Discutere, partecipare, decidere: una comunità politica vive quando è capace di svolgere queste funzioni alla luce del sole, intorno a idee e progettualità, coinvolgendo persone in carne e ossa. La prova di queste settimane di discussione congressuale – faticosa come ogni esercizio di democrazia reale – ci dice che il Partito Democratico è una comunità politica vitale nonostante i ritornelli funebri che sentiamo ripetere intorno a noi da almeno un anno.
Ma quegli annunci di morte prematura – ripetuti spesso dagli stessi che avevano previsto che il governo Lega Cinque Stelle avrebbe impresso all’Italia una svolta di crescita, giustizia e rinnovamento – si sono infranti contro una realtà più testarda di qualunque auspicio. E’ la realtà del voto in Abruzzo e Sardegna, dove il PD si afferma come principale forza di opposizione e baricentro di alleanze ampie per l’alternativa allo sfascio gialloverde.
E’ la realtà di un impegno parlamentare che ogni giorno incalza sul merito un governo unito solo dalla presa sulle poltrone e incapace di decidere sui nodi fondamentali per il futuro del paese. Ma è anche la realtà di un partito che all’indomani di una durissima sconfitta ha saputo rimettersi in piedi con umiltà e determinazione: resistendo alla tentazione dell’abbandono e della disgregazione non solo per le capacità dei militanti o di questo o quel dirigente, ma perché esiste una larga parte di italiani che non si riconosce nel populismo grilloleghista e che pretende che siano difesi i valori della coesione sociale, della crescita e del lavoro, del pluralismo culturale e della tolleranza razziale, di uno Stato di diritto che alla legge del potente di turno oppone la forza delle istituzioni.
C’è chi sostiene che il Partito Democratico discuta troppo. E’ un vizio di cui andare orgogliosi, nell’epoca dei partiti-azienda dove gli ordini si prendono da padroni, eredi o “garanti” mai eletti da nessuno o dei partiti-falange dove chi mette in discussione il capo viene messo pubblicamente alla berlina.
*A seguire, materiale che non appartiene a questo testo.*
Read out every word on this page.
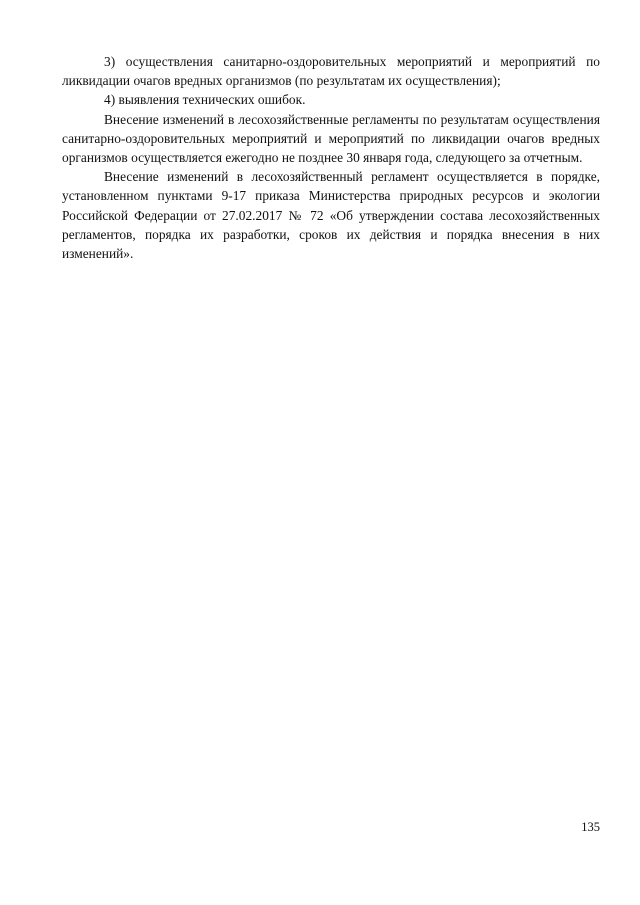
3) осуществления санитарно-оздоровительных мероприятий и мероприятий по ликвидации очагов вредных организмов (по результатам их осуществления);

4) выявления технических ошибок.

Внесение изменений в лесохозяйственные регламенты по результатам осуществления санитарно-оздоровительных мероприятий и мероприятий по ликвидации очагов вредных организмов осуществляется ежегодно не позднее 30 января года, следующего за отчетным.

Внесение изменений в лесохозяйственный регламент осуществляется в порядке, установленном пунктами 9-17 приказа Министерства природных ресурсов и экологии Российской Федерации от 27.02.2017 № 72 «Об утверждении состава лесохозяйственных регламентов, порядка их разработки, сроков их действия и порядка внесения в них изменений».

135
La discussione congressuale è stata autentica, per chi volesse davvero riconoscere temi e spunti per il futuro e non pretendere invece un autodafé distruttivo. Inevitabile che il confronto sia stato anche sul nostro recente passato, perché l’esperienza di governo 2013-2018 è quella sulla quale il PD ha concretamente misurato la propria visione del paese nei suoi punti di forza e nei suoi limiti. E altrettanto inevitabile che le divisioni tra i tre candidati “finalisti” siano in gran parte emersi intorno alle diverse letture del fenomeno grilloleghista e alle strategie per parlare a quegli elettori, sullo sfondo di una speranza di unità per il PD come valore in sé da preservare in ogni possibile scenario futuro.
In sintesi: fino ad oggi una discussione che è stata prova di democrazia interna, capace di trasmettere al paese l’idea che la politica non sia solo linguaggio della forza o esibizione del corpo ma riflessione e confronto (e dunque conflitto); domenica con il voto alle primarie una prova di opposizione ai gialloverdi sulla quale costruire la nuova stagione della politica italiana.